Diverse Völker wurden auf den Scheibenwelten von TA- LIN ANTHURESTA angesiedelt, unterschiedliche Denk- schulen verbanden sich damit. Die Schule der Homoge- nisten bevorzugte die Besiedlung durch eine Population, die auf einem natürlichen Planeten entstanden war und lediglich auf ein Objekt verpflanzt wurde. Die Evolutionisten generierten Bevölkerungen aus wenig komplexen biologisch-kulturellen Keimen und beschleunigten ihre Entwicklung, sobald sie auf der ihnen zugedachten Scheibenwelt eingetroffen waren. Die Heterogenisten schließlich führten zwei, drei oder noch mehr einander unbekannte Zivilisationen auf den Objekten zusammen und beobachteten ihre Tendenzen: Kombinierten sie sich, erzeugten sie ein neues Ganzes oder schlossen sie sich von- und gegeneinander ab und segmentierten sie ihre Scheibenwelt?
 
Nur in ganz wenigen Fällen erfuhren außenstehende Völker überhaupt von dem, was in TALIN ANTHURESTA geschah. Und je mehr Zeit verging, desto weniger erforderlich wurde parallel zum Aufbau des Polyport-Netzes die ursprüngliche Archenfunktion.
 
Zugang zum Wunder von Anthuresta hatten ohnehin nur die Anthurianer mit ihren Ur-Controllern, alle anderen Controller zeigten die riesige Sphäre nicht einmal an.

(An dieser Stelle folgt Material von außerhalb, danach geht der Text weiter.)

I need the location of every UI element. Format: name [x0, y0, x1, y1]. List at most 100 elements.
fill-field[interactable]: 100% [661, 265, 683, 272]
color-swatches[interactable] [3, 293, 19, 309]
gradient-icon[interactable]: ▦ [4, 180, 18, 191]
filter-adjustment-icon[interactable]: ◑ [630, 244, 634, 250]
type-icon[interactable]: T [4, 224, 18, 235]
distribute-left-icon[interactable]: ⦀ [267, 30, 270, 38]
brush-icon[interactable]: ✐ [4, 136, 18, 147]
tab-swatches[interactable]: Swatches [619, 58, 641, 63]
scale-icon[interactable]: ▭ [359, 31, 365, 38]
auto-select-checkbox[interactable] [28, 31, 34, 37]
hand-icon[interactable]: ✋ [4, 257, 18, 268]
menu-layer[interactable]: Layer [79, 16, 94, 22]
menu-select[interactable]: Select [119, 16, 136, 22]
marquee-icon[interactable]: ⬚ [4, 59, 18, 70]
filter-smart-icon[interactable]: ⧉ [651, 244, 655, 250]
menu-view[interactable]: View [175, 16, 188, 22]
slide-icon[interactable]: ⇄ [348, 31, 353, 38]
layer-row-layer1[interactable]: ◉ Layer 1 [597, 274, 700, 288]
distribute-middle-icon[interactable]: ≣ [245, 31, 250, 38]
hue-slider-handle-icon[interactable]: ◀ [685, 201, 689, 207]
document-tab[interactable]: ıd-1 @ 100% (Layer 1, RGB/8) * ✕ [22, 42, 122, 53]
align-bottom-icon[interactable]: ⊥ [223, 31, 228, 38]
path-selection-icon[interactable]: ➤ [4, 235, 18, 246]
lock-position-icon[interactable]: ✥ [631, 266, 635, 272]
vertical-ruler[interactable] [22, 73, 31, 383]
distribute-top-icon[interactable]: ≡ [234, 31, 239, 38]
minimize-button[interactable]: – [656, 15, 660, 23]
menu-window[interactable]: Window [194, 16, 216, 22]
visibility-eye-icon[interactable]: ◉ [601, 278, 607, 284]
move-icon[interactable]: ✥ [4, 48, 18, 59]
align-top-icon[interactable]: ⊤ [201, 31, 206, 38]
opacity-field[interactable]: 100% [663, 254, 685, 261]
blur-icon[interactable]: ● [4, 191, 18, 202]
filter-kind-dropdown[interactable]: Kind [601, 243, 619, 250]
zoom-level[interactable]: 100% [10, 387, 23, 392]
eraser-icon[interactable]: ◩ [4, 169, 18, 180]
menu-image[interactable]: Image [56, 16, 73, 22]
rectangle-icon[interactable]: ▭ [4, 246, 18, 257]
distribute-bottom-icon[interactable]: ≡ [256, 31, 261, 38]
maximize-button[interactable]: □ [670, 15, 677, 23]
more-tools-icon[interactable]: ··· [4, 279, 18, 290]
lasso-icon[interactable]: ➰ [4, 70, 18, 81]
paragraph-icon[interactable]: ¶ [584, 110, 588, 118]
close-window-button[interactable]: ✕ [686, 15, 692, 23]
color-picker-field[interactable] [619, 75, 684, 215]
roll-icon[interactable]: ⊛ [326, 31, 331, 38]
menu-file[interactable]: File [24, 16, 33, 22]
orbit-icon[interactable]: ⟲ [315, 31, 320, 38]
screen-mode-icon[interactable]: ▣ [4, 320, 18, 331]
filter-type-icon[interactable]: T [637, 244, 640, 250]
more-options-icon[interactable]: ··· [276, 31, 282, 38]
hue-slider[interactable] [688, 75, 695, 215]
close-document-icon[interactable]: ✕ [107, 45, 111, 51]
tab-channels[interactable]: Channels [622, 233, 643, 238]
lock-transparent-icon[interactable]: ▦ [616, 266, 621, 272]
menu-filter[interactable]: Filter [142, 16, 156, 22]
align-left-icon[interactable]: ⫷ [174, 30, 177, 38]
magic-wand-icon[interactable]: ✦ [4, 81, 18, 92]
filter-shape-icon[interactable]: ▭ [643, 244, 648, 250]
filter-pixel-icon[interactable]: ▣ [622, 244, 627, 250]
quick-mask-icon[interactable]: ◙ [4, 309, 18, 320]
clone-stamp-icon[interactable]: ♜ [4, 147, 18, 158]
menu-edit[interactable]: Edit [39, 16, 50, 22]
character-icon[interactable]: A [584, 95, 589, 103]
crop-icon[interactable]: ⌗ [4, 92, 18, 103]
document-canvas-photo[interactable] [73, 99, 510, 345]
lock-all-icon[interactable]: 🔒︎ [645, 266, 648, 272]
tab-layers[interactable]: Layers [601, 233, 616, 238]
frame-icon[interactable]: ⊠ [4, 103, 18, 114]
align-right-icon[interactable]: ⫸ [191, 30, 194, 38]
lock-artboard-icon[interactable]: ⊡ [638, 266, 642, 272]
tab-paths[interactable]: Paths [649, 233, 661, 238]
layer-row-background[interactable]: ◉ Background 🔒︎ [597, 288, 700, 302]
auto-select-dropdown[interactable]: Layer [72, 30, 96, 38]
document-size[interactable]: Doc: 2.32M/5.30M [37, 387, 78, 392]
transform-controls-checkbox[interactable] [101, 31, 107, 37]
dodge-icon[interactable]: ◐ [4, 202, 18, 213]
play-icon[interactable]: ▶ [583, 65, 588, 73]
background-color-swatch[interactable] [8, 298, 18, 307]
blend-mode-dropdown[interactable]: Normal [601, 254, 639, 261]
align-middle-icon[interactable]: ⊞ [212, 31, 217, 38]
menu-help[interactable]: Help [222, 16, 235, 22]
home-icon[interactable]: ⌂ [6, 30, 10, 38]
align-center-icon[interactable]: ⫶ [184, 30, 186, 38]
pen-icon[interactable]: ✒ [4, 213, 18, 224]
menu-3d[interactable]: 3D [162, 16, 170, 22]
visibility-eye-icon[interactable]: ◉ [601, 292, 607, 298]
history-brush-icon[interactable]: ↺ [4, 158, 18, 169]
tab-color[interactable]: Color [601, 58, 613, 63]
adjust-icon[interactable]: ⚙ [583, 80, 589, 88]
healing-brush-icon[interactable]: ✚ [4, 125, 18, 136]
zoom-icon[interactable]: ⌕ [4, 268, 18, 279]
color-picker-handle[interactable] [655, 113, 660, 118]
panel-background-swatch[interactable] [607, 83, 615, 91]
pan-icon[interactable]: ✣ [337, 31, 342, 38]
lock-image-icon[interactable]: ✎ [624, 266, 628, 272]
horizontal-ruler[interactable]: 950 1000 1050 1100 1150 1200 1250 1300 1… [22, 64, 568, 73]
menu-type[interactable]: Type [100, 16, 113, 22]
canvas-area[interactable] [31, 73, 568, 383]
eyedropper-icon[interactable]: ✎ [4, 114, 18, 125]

Von diesen fiel den Vatrox bei ihrem Putsch kein Einziger in die Hände; die Frequenz-Monarchie erfuhr nie von TALIN ANTHURESTA. Hinzu kam, dass Fogudare, die oberste Instanz in der Welt der zwanzigtausend Welten und den Vatrox sowie ihren Kollektivwesen durchaus misstrauisch eingestellt, als Einziger zurückgeblieben war, in jenem als »Arche« gedachten Projekt, das aber seit dem Großen Gesang von den anderen Überlebenden ebenso ehrfurchtsvoll wie auch etwas ängstlich gemieden wurde – ein weiterer Grund, weshalb die Vatrox nie davon erfuhren.
 
Der Große Gesang war 9.865.894 vor Christus – rund 4000 Jahre nach der Erhöhung des Hyperwiderstands – Höhepunkt der anthurianischen Entwicklung. Anlass war das Erscheinen des Helioten auf Wanderer, der ES zur Teilnahme an Thoregon zu überreden versuchte, in ESTARTU jedoch die unterdrückten Erinnerungen an die erste Existenz weckten.
 
Erstmals wurde die Kunstwelt Wanderer, materieller und doch aus der Gedankenkraft der Superintelligenz nach eigenem Willen gestalteter »Anker«, zu einem Bestandteil von TALIN ANTHURESTA, ließ eins der Artefakte planetaren Ausmaßes entstofflichen und rückte an seine Stelle.
 
Die Bewusstseine der beteiligten rund 50 Milliarden Anthurianer, verteilt über Tausende Welten von Anthuresta, aber auch in TALIN ANTHURESTA, lösten sich von den Körpern, stiegen auf und vereinigten sich zu einem machtvollen geistigen Kollektiv. Sie waren es, die ESTARTU förmlich aus dem bisherigen Verbund heraustrennten und dabei in der »neugeborenen« Entität aufgingen. In gewisser Weise glichen sie den Vojariden als »Geburtshelfer« bei der Entstehung von ES.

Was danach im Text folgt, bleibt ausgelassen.